At 1, 3 and 6 months follow-up, the patient results in good condition.
DISCUSSION
In 1970, W. M. Blackshear [8] described the first known case of malakoplakia of the appendix. Few other cases of malakoplakia of this site have been described subsequently [9, 10], among them singular is the association with Taenia eggs found by Jain et al. [11] in 2000. Patients with malakoplakia often have an immunodeficiency condition, such as concomitant neoplastic disease, autoimmune disease or organ transplant histories. Evident in the literature is the association with other granulomatous diseases, such as sarcoidosis [12] or tuberculosis [13], and with carcinomas, especially of the GIT [14]. Shaktawat et al. in 2008 [15] described a case of malakoplakia of the appendix associated with ulcerative colitis (UC), suggesting how an immune disorder related to UC itself may underlie this appendicular pathology.
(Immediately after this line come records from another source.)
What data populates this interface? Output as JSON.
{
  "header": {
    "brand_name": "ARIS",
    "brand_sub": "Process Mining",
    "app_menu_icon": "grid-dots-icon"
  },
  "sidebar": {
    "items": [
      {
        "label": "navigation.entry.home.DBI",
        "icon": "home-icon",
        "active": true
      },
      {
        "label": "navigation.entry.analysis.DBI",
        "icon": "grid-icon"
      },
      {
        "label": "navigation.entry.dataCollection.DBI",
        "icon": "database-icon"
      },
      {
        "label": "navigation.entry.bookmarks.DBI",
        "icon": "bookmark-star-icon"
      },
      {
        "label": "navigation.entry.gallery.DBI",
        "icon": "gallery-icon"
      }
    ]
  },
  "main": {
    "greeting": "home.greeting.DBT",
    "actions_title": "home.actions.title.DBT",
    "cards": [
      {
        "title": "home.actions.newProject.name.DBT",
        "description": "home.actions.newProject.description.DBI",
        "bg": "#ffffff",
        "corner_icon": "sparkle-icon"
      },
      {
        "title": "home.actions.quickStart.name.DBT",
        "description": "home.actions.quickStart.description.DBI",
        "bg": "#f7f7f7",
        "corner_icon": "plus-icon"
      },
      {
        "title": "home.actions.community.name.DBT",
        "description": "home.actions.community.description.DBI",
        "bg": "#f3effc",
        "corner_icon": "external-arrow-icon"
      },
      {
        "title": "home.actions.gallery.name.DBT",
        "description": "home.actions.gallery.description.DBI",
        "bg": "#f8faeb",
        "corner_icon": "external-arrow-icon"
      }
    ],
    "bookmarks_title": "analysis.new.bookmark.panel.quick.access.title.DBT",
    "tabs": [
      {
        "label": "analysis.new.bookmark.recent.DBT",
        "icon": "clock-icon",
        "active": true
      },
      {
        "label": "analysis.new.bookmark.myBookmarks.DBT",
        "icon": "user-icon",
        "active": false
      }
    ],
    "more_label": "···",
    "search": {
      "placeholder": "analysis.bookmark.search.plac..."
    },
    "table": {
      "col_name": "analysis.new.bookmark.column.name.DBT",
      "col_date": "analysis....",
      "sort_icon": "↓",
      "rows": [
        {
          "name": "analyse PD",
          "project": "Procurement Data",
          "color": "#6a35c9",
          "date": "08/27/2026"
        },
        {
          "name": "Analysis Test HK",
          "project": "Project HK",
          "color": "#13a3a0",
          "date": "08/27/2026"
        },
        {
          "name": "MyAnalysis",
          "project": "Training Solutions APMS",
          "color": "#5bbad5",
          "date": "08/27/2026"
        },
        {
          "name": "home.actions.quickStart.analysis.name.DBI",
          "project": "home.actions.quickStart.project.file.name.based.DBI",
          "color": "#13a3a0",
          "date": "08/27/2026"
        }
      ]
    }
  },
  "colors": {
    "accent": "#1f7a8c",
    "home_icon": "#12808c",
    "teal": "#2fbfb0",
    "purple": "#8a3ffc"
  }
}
Malakoplakia is thought to be due to a defect in the response to bacterial infection. Macrophages and monocytes show deficient phagolysosomal activity; they phagocytose bacteria but are unable to digest them completely. Partially digested bacteria accumulate in the cell cytoplasm and produce a granulomatous immune cell reaction. Diagnosis is not easy, as it can also run asymptomatically and be an entirely incidental finding. In cases with gastrointestinal involvement, the most common symptoms are abdominal pain, diarrhea, bleeding and dyspepsia. Recognizing malakoplakia is difficult because it is not associated with either specific clinical symptoms or characteristic imaging pictures. Diagnosis is based on endoscopy findings, which reveal the presence of yellowish vascularized plaques or white polypoid nodules. Confirmation is made by biopsy of the affected tissues. Histologic examination demonstrates the presence of von Hansemann cells, or rather histiocytes with small nuclei and acidophilic granular cytoplasm containing Michaelis–Gutmann bodies (calcium inclusions positive for Schiff’s periodic acid and von Kossa staining). This lesion is pathognomonic for malakoplakia.
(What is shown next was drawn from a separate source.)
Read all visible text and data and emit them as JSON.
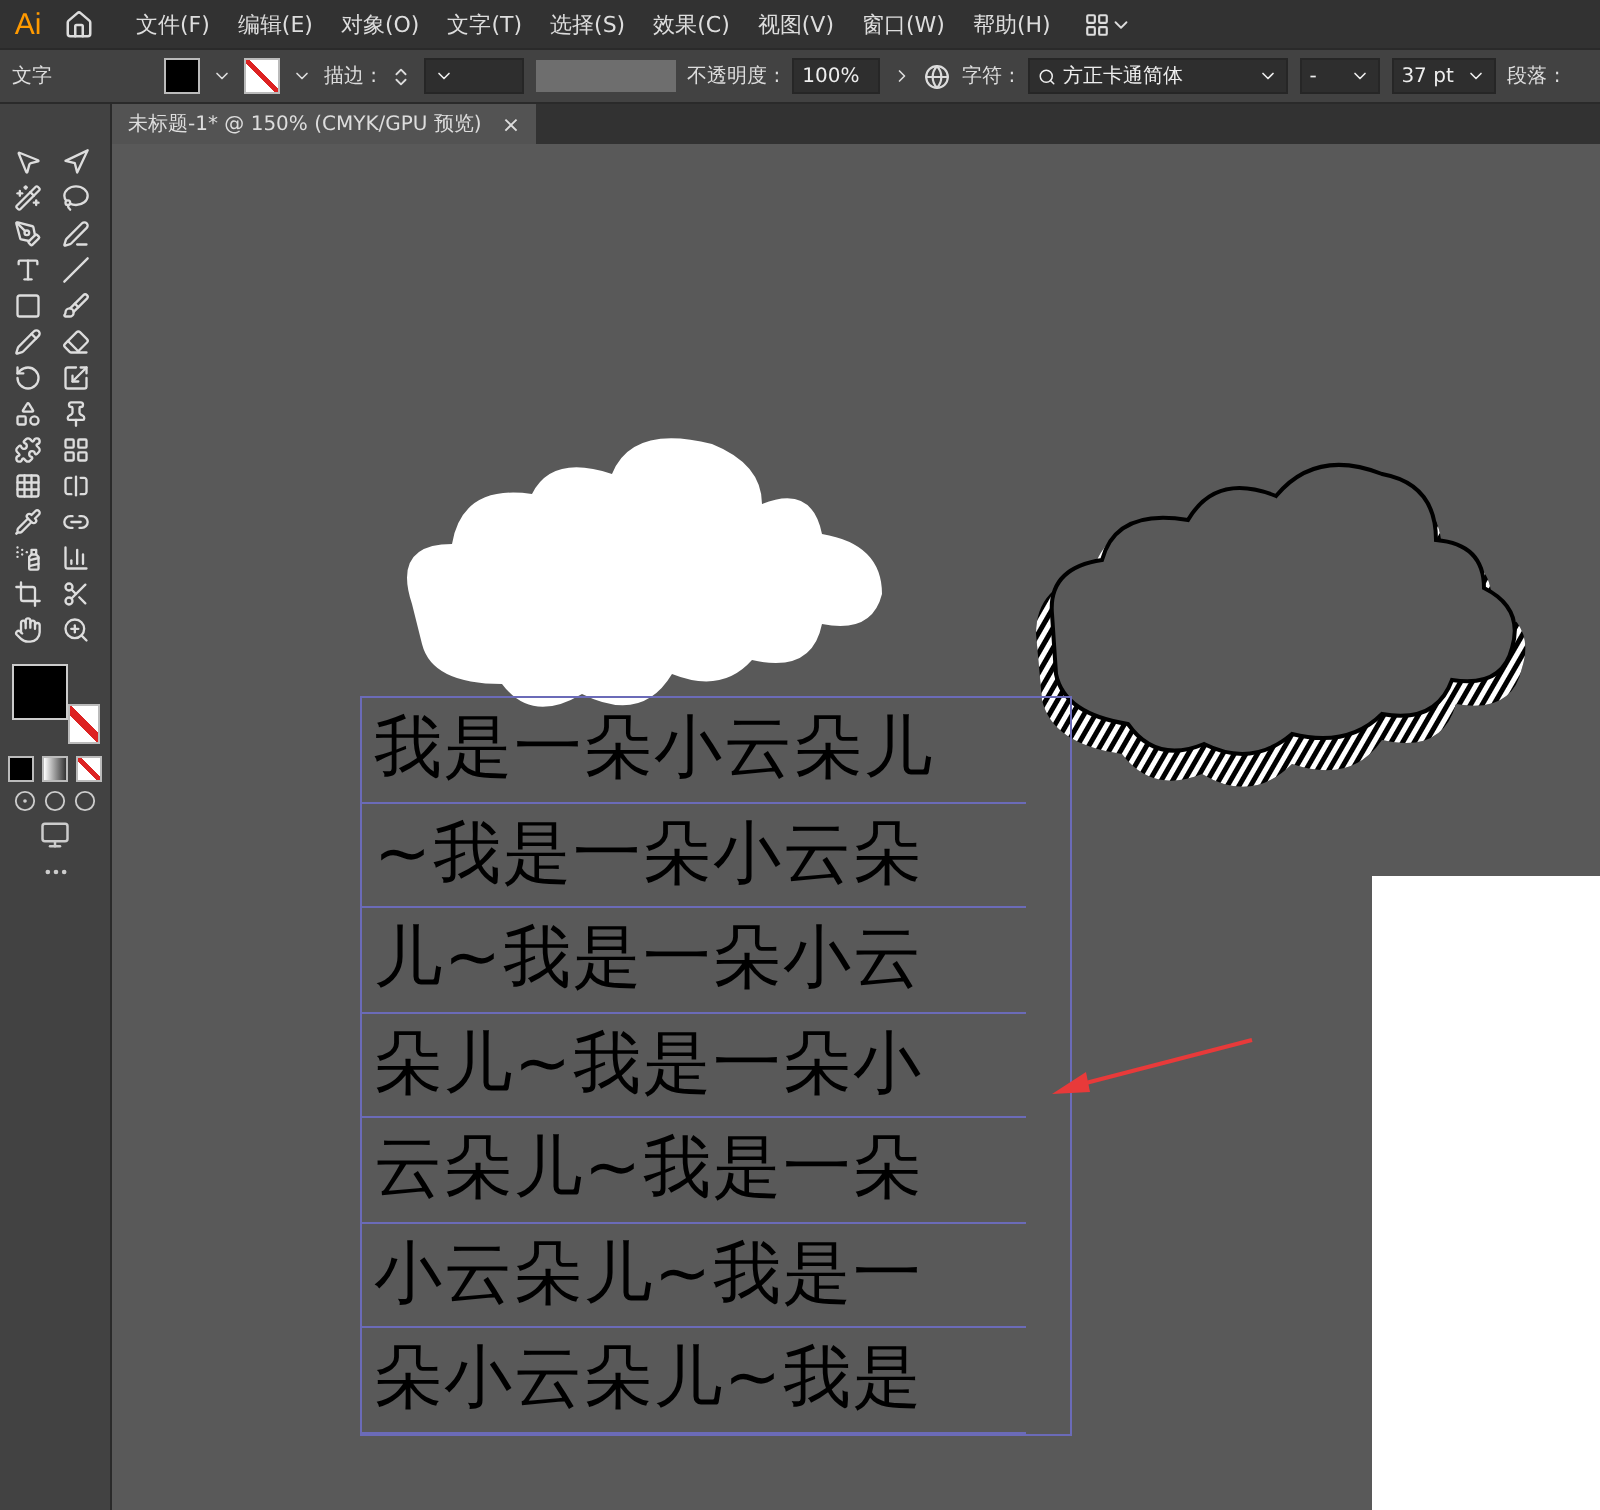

Treatment is based on administration antibiotics capable of penetrating inside the cells, as fluoroquinolones and trimethoprim-sulfamethoxazole. The duration of therapy is not yet standardized. In pseudotumor forms, as in our case, surgical removal of lesions is indicated.
Gastrointestinal malakoplakia is often associated with diseases underlying immunosuppressive states. However, this association has only been hypothesized in the case of appendicular localization. Indeed, in our case, the patient, did not suffer from any known comorbidities, posing a not indifferent question mark on the etiopathogenesis of the condition. Given the patient’s young age, it cannot be ruled out that an unknown immune predisposition may have led to the development of appendicular malakoplakia. However, further studies are needed to better elucidate the predisposing factors for this condition.